II

LA JUSTICIA Y UNA BOFETADA EN LA CARA

Steve Threefall se despertó sin sorprenderse demasiado por la extrañeza de lo que le rodeaba, como suele ocurrirle a quien ya se ha despertado antes en lugares ajenos. Antes de abrir los ojos del todo, ya conocía los datos básicos de su situación. El tacto del catre en que dormía y el olor agudo del desinfectante en sus fosas nasales le dijeron que estaba en la cárcel. La cabeza y la boca le dijeron que había estado borracho; y el rastrojo de barba de tres días en la cara le dijo que había estado muy borracho.

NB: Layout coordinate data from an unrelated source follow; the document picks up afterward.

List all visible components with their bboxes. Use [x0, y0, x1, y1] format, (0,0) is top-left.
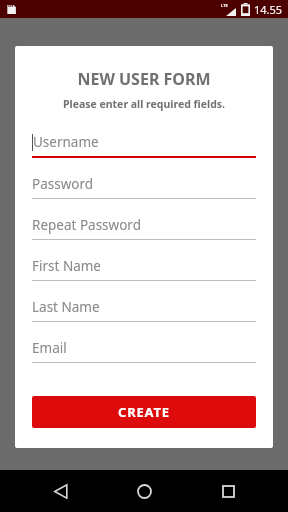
button[interactable]: Email	[32, 339, 256, 380]
button[interactable]: Back	[36, 470, 84, 512]
button[interactable]: Username	[32, 133, 256, 175]
staticText: CREATE	[118, 403, 170, 421]
staticText: Last Name	[32, 298, 100, 316]
button[interactable]: Repeat Password	[32, 216, 256, 257]
staticText: 14.55	[254, 2, 283, 17]
button[interactable]: Home	[120, 470, 168, 512]
button[interactable]: Last Name	[32, 298, 256, 339]
button[interactable]: First Name	[32, 257, 256, 298]
button[interactable]: Recent apps	[204, 470, 252, 512]
button[interactable]: Password	[32, 175, 256, 216]
staticText: Repeat Password	[32, 216, 141, 234]
staticText: NEW USER FORM	[32, 68, 256, 90]
staticText: First Name	[32, 257, 101, 275]
staticText: Username	[33, 133, 99, 151]
staticText: Please enter all required fields.	[32, 97, 256, 111]
staticText: Password	[32, 175, 94, 193]
staticText: LTE	[221, 3, 228, 8]
staticText: Email	[32, 339, 67, 357]
button[interactable]: CREATE	[32, 396, 256, 428]
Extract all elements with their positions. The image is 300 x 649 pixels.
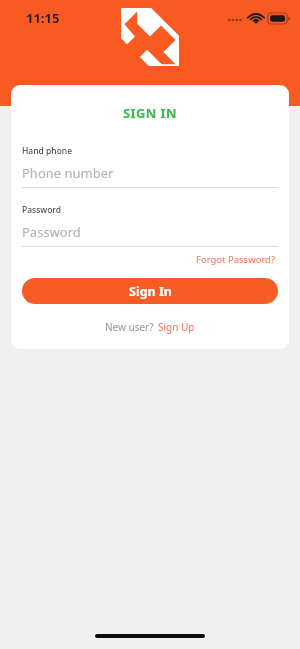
staticText: Phone number bbox=[22, 164, 114, 182]
button[interactable]: Hand phone bbox=[22, 145, 278, 188]
other: App logo bbox=[121, 8, 179, 66]
staticText: 11:15 bbox=[26, 9, 60, 27]
staticText: Sign In bbox=[129, 283, 172, 300]
button[interactable]: Forgot Password? bbox=[194, 251, 278, 268]
button[interactable]: Sign In bbox=[22, 278, 278, 304]
staticText: SIGN IN bbox=[22, 104, 278, 122]
staticText: Hand phone bbox=[22, 145, 73, 157]
button[interactable]: Password bbox=[22, 204, 278, 247]
staticText: Password bbox=[22, 223, 81, 241]
button[interactable]: Sign Up bbox=[157, 318, 196, 336]
staticText: New user? bbox=[105, 320, 157, 334]
staticText: Password bbox=[22, 204, 62, 216]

Al sentarse y bajar los pies al suelo volvieron a él los detalles. Los dos días de beber sin parar en Whitetufts, al otro lado de la línea que separaba Nevada de California, con Harris, el propietario del hotel, y Whiting, un ingeniero de regadío. La estrepitosa discusión sobre viajar por el desierto, con el contraste entre su experiencia en Gobi y las experiencias americanas de los demás. La apuesta a que podía conducir de Whitetufts a Izzard durante el día sin beber más que el licor blanco especialmente amargo que estaban bebiendo en ese momento. La salida en la grisura del alba inminente, en el Ford de Whiting, con el propio Whiting y Harris tambaleándose por la calle detrás de él, despertando a la ciudad con sus gritos de borrachos y el rugido de sus consejos burlones hasta que llegó al límite del desierto. Y luego el trayecto por el desierto, a lo largo de una carretera más caliente todavía que el desierto mismo, con… Decidió no pensar en el trayecto. Aunque lo había conseguido. Había ganado la apuesta. Ya no recordaba cuánto se habían jugado.

—Entonces, ¿se te ha pasado por fin? —preguntó una voz atronadora.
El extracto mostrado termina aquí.